The joint advisory issued by the FBI, NSA, CISA, Pentagon's Cyber Crime Center and other agencies reveals Iranian government-affiliated actors systematically targeting internet-exposed operational technology, with a clear focus on Rockwell Automation (Allen-Bradley) PLCs and potentially Siemens equipment. These operations have produced tangible operational disruptions and financial losses across water/wastewater systems, local municipalities and the energy sector. While The Record's coverage accurately reports the mechanics—including manipulation of project files, HMI and SCADA displays—it understates the strategic maturation of these campaigns and misses critical linkages to Iran's broader hybrid warfare doctrine.

This activity did not emerge in isolation. It directly continues the 2023-2024 IRGC-linked operations against Unitronics Vision PLCs, which compromised at least 75 devices according to the new declassified details. That earlier campaign, claimed by the Iran-aligned "Cyber Av3ngers," was widely dismissed as mere digital graffiti because most incidents involved changing screens to display Iranian flags. Yet Dragos analysts, including CEO Rob Lee in his February 2025 briefings, documented the group's progressive mastery of control loops and physical processes—precisely the trajectory now materializing in Rockwell targeting. The advisory's first-time disclosure that these actors have maintained persistent focus on energy utilities, oil and gas, railways and water since the Unitronics campaign demonstrates institutional memory and iterative learning within Iran's Cyber-Electronic Command.

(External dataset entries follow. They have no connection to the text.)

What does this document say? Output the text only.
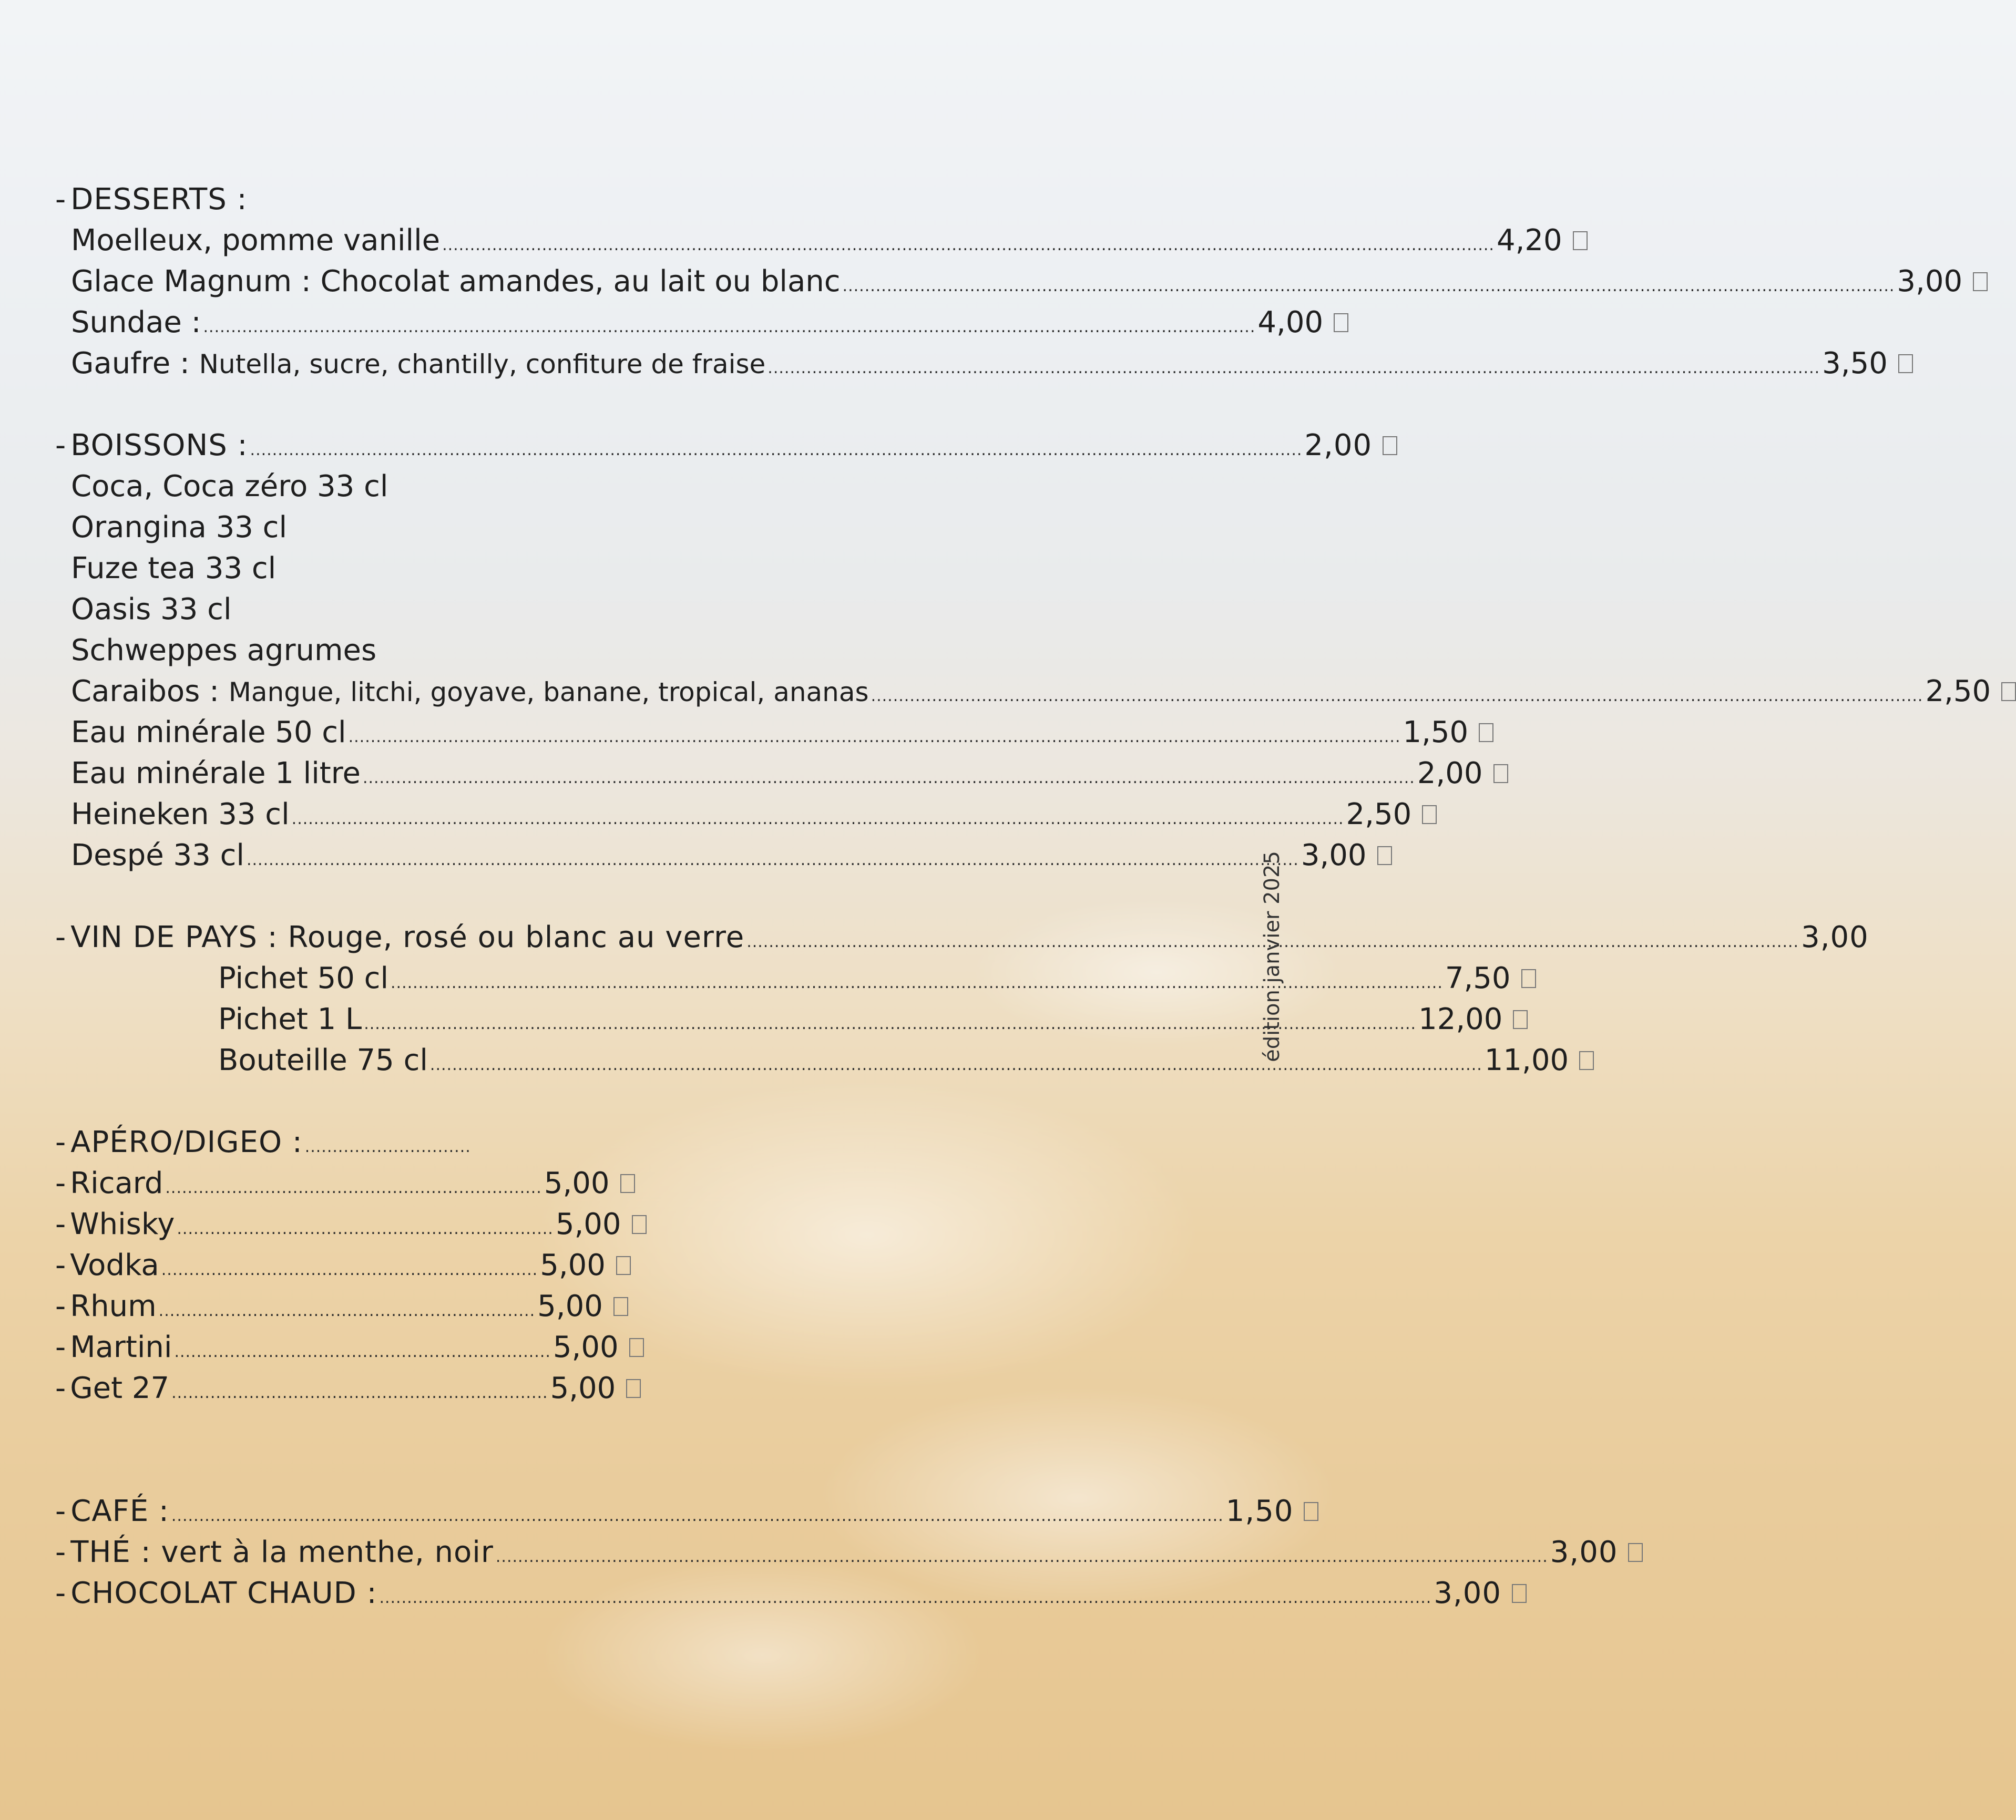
- DESSERTS :
Moelleux, pomme vanille .............................................................................................................................................................................................. 4,20
Glace Magnum : Chocolat amandes, au lait ou blanc .............................................................................................................................................................................................. 3,00
Sundae : .............................................................................................................................................................................................. 4,00
Gaufre :
Nutella, sucre, chantilly, confiture de fraise .............................................................................................................................................................................................. 3,50
- BOISSONS : .............................................................................................................................................................................................. 2,00
Coca, Coca zéro 33 cl
Orangina 33 cl
Fuze tea 33 cl
Oasis 33 cl
Schweppes agrumes
Caraibos :
Mangue, litchi, goyave, banane, tropical, ananas .............................................................................................................................................................................................. 2,50
Eau minérale 50 cl .............................................................................................................................................................................................. 1,50
Eau minérale 1 litre .............................................................................................................................................................................................. 2,00
Heineken 33 cl .............................................................................................................................................................................................. 2,50
Despé 33 cl .............................................................................................................................................................................................. 3,00
- VIN DE PAYS :
Rouge, rosé ou blanc au verre .............................................................................................................................................................................................. 3,00
Pichet 50 cl .............................................................................................................................................................................................. 7,50
Pichet 1 L .............................................................................................................................................................................................. 12,00
Bouteille 75 cl .............................................................................................................................................................................................. 11,00
- APÉRO/DIGEO : ..............................
- Ricard .................................................................... 5,00
- Whisky .................................................................... 5,00
- Vodka .................................................................... 5,00
- Rhum .................................................................... 5,00
- Martini .................................................................... 5,00
- Get 27 .................................................................... 5,00
- CAFÉ : .............................................................................................................................................................................................. 1,50
- THÉ : vert à la menthe, noir .............................................................................................................................................................................................. 3,00
- CHOCOLAT CHAUD : .............................................................................................................................................................................................. 3,00
édition janvier 2025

What mainstream coverage missed is the explicit timing correlation with kinetic exchanges. The advisory ties the acceleration to the U.S.-Iran military conflict that intensified at the end of February 2025 following Israeli strikes on Iranian nuclear and proxy assets. This mirrors Tehran's established playbook of asymmetric retaliation: when conventional military options are limited, cyber operations against civilian critical infrastructure offer plausible deniability and domestic signaling value. Synthesizing the current FBI/Pentagon warning with the State Department's 2024 $10 million reward offers targeting six IRGC officials (including Hamid Reza Lashgarian, head of the Cyber-Electronic Command) and Dragos' 2024 OT Threat Landscape report paints a coherent picture of state-directed campaigns designed to map, manipulate and eventually destroy.

The emphasis on CVE-2021-22681 exploitation is telling. CISA's Known Exploited Vulnerabilities catalog prioritized this Rockwell flaw weeks before the advisory, yet many municipal and small utility operators still run legacy OT incapable of rapid patching. The original reporting also fails to connect this campaign to parallel activity by Iranian proxy actors, including Hezbollah-linked groups that have shown increasing interest in ICS reconnaissance per Mandiant's APT tracking. This represents a distributed threat architecture where IRGC core units develop tradecraft while proxies test boundaries.

Historically, nation-state OT attacks have followed a predictable escalation ladder—from Saudi Aramco's Shamoon wiper attacks in 2012, through the 2015-2016 Russian crashes of Ukraine's power grid, to Iran's current probing. The key difference today is the target: American homeland infrastructure during active regional conflict. U.S. defenders have long warned about the "air gap myth"—thousands of PLCs remain exposed via shodan.io searches. The advisory's recommendation to remove OT from direct internet exposure is sound but arrives late; many water districts use remote access tools for legitimate engineering needs without proper jump hosts or zero-trust segmentation.

The Minot, North Dakota water treatment incident—one week before the advisory—remains under joint investigation. While city officials described ransomware-like screen messages without explicit demands, the overlap with known Iranian TTPs suggests possible false flag or test deployment rather than pure criminal activity. This highlights another analytical gap in initial coverage: the blurring line between cybercrime and state-directed disruption when both exploit the same vulnerable OT assets.

Fundamentally, these incidents underscore a dangerous reality. Iran recognizes that physical effects delivered through cyber means can impose costs exceeding many kinetic strikes while remaining below the threshold for full-scale war. As Middle East tensions show no signs of de-escalation, U.S. critical infrastructure operators face not hypothetical risks but active nation-state campaigns aimed at understanding exactly how to trigger cascading failures. The intelligence community's unusually unified voice in this advisory signals both high confidence in attribution and concern that current defenses remain insufficient. Without accelerated OT segmentation, rigorous supply chain validation of PLC firmware and realistic tabletop exercises modeling Iranian-style HMI manipulation, the next phase of this campaign could transition from disruption to destruction.